This is not difficult to do in C (or Perl or Python) using any of the many md5 implementations - at the heart of its md5 is a hash function that moves from a character vector to a character vector.
So, just write an external program that reads your 3 million lines, and then feed them one by one to the md5 implementation of your choice. Thus, you have one launch of the program, and not 3 million, and only this will save you time.

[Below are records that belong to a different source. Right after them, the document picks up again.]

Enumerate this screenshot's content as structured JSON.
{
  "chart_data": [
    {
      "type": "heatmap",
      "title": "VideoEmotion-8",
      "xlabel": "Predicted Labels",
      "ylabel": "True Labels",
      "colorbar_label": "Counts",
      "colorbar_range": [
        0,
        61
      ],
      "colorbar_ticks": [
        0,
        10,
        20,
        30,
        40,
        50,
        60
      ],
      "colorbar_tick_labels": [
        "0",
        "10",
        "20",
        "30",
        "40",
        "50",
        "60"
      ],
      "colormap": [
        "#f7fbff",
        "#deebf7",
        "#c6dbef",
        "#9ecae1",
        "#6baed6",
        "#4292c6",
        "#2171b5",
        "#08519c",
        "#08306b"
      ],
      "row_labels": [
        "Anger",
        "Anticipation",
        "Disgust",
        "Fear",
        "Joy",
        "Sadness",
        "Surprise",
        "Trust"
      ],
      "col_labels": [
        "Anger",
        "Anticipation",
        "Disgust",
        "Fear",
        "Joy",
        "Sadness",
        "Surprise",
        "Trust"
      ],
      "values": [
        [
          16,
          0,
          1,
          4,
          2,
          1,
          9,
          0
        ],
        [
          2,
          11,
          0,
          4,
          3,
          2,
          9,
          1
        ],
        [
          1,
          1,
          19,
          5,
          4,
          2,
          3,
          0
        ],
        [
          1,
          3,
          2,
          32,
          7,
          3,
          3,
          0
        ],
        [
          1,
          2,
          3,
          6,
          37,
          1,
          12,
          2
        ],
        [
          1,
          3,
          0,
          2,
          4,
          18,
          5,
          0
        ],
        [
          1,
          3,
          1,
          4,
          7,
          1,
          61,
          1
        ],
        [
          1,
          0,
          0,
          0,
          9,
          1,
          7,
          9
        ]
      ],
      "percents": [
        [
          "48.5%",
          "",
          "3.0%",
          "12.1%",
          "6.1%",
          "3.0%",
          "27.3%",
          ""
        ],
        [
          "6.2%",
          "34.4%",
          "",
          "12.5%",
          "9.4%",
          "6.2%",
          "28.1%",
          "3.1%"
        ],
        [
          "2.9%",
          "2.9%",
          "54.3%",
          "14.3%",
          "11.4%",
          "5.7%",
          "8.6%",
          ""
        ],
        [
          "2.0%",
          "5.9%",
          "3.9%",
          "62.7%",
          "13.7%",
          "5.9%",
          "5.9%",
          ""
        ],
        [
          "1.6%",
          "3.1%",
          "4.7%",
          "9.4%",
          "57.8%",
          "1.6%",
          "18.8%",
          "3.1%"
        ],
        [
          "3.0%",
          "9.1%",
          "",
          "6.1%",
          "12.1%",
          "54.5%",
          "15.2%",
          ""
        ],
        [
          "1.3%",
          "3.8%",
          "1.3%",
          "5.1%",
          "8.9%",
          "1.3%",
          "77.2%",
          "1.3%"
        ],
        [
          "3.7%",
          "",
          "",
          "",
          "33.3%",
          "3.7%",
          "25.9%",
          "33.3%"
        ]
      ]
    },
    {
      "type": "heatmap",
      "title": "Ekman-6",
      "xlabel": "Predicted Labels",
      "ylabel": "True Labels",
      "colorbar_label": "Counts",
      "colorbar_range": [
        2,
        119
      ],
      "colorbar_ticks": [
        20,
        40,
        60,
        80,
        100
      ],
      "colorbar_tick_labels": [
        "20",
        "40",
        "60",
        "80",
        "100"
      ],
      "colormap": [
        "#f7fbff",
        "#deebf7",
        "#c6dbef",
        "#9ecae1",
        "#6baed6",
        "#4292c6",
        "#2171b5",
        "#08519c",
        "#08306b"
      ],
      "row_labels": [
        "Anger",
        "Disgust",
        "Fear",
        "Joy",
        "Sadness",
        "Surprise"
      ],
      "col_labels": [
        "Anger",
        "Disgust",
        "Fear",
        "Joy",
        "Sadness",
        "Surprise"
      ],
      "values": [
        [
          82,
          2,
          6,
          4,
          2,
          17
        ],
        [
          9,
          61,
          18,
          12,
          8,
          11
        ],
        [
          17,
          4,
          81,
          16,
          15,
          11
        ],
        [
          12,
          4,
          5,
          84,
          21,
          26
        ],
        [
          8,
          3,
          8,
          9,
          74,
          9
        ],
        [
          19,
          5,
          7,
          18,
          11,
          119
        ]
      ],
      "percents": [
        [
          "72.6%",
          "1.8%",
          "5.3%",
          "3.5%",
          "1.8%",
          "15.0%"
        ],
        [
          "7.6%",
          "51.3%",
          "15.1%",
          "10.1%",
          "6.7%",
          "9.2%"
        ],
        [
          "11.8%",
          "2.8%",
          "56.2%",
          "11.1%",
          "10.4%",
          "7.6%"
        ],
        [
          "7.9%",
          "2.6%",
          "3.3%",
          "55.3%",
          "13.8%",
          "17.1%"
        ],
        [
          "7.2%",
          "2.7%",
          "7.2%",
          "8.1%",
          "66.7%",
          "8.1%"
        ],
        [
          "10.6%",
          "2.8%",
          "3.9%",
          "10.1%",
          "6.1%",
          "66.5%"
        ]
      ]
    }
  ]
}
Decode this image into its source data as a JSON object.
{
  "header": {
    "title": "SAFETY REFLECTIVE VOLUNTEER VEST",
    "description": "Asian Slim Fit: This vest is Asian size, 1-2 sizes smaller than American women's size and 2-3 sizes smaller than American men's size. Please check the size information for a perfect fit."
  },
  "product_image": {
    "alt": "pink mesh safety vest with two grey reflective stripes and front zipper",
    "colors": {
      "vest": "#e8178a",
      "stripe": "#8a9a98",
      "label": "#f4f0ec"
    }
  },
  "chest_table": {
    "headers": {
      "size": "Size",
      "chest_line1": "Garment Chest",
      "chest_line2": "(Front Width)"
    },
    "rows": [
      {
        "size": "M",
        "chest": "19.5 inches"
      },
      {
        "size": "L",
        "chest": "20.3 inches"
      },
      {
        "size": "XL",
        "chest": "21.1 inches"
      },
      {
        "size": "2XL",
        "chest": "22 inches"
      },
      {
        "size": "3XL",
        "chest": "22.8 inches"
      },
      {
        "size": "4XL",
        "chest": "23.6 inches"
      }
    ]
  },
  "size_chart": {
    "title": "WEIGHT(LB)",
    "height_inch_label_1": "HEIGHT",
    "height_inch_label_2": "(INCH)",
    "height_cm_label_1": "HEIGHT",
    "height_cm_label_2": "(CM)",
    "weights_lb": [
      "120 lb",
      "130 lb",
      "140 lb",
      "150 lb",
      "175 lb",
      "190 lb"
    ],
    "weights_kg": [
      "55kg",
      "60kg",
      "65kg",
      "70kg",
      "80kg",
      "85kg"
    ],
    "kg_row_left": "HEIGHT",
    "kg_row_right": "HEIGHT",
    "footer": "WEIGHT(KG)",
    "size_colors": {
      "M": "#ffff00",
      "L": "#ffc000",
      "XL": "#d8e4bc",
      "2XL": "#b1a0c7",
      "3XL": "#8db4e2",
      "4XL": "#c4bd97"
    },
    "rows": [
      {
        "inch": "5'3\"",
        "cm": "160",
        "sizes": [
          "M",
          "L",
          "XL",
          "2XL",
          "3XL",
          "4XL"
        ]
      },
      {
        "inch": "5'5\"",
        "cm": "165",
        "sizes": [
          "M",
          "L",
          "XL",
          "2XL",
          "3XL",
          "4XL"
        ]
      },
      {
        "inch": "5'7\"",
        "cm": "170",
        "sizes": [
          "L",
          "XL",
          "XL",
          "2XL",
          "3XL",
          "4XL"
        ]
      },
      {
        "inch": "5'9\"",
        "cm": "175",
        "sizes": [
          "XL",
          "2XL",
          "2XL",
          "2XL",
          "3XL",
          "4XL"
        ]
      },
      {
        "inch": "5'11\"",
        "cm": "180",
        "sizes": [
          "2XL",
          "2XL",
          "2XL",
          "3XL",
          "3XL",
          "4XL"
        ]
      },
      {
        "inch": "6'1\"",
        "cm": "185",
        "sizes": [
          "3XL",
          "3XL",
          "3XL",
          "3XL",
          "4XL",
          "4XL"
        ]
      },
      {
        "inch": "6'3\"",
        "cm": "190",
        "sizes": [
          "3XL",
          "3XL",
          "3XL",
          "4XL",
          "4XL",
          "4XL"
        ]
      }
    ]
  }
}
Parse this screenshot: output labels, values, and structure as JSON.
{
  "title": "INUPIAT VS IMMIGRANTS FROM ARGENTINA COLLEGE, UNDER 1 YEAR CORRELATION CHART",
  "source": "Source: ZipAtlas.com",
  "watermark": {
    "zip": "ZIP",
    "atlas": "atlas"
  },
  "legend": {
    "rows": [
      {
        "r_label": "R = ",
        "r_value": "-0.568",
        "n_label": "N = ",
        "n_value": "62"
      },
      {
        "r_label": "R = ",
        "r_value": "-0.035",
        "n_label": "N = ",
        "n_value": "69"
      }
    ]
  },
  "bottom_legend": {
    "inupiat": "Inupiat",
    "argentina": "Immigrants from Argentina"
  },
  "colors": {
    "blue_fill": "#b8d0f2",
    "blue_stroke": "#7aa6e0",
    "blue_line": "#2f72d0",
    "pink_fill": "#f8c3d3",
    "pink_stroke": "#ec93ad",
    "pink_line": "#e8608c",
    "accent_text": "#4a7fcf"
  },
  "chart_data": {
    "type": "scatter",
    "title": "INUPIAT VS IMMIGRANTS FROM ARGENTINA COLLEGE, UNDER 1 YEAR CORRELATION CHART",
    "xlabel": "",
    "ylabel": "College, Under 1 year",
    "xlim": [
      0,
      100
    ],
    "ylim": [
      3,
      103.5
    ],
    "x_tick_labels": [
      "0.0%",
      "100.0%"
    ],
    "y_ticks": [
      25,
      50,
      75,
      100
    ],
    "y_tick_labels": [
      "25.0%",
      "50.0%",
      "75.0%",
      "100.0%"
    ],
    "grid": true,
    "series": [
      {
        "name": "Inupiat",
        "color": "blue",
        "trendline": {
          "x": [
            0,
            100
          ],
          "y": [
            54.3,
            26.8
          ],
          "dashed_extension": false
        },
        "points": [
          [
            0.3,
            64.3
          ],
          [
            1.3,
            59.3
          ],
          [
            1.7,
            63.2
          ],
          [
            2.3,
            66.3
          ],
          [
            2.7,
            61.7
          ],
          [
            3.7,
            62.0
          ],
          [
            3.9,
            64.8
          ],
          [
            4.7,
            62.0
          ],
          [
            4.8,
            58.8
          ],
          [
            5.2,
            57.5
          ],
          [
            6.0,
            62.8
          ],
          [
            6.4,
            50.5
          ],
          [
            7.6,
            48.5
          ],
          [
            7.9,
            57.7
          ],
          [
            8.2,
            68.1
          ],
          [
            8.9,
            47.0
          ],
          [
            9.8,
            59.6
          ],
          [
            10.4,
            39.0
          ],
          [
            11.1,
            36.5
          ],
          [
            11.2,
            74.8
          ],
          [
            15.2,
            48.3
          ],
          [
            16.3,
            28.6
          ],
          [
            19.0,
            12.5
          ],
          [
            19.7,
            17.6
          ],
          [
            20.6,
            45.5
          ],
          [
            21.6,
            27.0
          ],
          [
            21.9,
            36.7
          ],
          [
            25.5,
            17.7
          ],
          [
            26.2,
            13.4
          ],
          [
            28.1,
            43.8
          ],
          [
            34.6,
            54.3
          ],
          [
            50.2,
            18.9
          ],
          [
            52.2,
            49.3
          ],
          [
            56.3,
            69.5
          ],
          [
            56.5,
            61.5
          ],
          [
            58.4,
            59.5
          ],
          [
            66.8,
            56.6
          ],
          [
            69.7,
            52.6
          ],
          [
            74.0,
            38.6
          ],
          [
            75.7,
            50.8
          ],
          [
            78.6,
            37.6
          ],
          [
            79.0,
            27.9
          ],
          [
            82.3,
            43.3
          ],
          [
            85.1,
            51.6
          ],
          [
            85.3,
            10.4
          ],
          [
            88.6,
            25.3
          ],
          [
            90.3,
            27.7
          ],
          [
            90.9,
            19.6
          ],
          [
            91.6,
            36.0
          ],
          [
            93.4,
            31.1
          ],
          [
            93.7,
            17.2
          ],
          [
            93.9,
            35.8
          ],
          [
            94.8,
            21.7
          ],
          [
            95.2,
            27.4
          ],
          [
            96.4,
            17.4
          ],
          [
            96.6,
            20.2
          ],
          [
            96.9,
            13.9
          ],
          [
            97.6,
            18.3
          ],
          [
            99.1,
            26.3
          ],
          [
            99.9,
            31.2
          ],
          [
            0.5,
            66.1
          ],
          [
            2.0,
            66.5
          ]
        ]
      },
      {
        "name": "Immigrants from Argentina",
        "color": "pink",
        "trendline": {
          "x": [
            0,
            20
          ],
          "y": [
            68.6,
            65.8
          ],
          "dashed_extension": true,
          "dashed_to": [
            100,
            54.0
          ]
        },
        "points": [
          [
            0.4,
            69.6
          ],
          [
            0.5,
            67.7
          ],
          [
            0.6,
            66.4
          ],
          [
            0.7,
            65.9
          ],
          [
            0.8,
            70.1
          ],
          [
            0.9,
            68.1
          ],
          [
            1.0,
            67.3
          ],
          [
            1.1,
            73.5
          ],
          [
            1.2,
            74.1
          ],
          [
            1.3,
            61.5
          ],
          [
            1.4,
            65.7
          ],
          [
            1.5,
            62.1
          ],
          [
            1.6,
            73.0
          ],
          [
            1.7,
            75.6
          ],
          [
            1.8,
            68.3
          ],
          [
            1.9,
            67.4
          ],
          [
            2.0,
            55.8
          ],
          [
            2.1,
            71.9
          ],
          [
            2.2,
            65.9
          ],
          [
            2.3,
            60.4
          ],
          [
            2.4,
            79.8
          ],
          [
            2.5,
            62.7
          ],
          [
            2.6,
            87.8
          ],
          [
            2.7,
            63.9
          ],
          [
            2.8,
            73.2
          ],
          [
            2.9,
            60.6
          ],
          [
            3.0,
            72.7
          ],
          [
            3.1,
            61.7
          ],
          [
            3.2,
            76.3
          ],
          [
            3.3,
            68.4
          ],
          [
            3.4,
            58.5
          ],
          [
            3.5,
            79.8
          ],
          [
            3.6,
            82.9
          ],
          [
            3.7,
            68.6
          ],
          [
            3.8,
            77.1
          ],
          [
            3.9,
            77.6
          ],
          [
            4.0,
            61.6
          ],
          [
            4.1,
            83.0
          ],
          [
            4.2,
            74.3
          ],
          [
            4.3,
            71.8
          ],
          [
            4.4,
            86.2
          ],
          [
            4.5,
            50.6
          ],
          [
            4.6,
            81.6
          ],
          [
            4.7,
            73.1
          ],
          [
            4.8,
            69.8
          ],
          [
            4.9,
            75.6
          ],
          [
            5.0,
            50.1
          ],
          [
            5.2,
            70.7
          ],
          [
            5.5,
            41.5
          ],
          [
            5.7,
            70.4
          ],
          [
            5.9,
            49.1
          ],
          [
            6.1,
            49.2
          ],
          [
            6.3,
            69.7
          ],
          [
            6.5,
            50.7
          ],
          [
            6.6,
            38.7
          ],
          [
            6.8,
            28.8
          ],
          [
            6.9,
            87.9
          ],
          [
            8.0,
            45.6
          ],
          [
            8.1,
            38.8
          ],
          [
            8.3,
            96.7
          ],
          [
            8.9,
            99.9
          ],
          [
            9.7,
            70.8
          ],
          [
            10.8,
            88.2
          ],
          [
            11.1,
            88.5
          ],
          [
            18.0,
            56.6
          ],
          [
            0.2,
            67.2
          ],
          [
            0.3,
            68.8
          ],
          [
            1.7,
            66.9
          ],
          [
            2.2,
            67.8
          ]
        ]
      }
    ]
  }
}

FWIW in one project. I used the implementation of md5 (in C) by Christoph Devin, there is OpenSSL, and I'm sure CPAN will also have a lot of them for Perl.
Edit: Well, I could not resist. The md5 implementation that I mentioned, for example, inside this little tarball . Take the md5.c file and replace (# ifdef'ed out) main() at the bottom with this
int main( int argc, char *argv[] ) { FILE *f; int j; md5_context ctx; unsigned char buf[1000]; unsigned char md5sum[16]; if( ! ( f = fopen( argv[1], "rb" ) ) ) { perror( "fopen" ); return( 1 ); } while( fscanf(f, "%s", buf) == 1 ) { md5_starts( &ctx ); md5_update( &ctx, buf, (uint32) strlen((char*)buf) ); md5_finish( &ctx, md5sum ); for( j = 0; j < 16; j++ ) { printf( "%02x", md5sum[j] ); } printf( " <- %s\n", buf ); } return( 0 ); }
create a simple standalone program, for example. in
/tmp$ gcc -Wall -O3 -o simple_md5 simple_md5.c
and then you get the following:
# first, generate 300,000 numbers in a file (using 'little r', an R variant) /tmp$ r -e'for (i in 1:300000) cat(i,"\n")' > foo.txt
So, about a second for 300,000 (short) lines.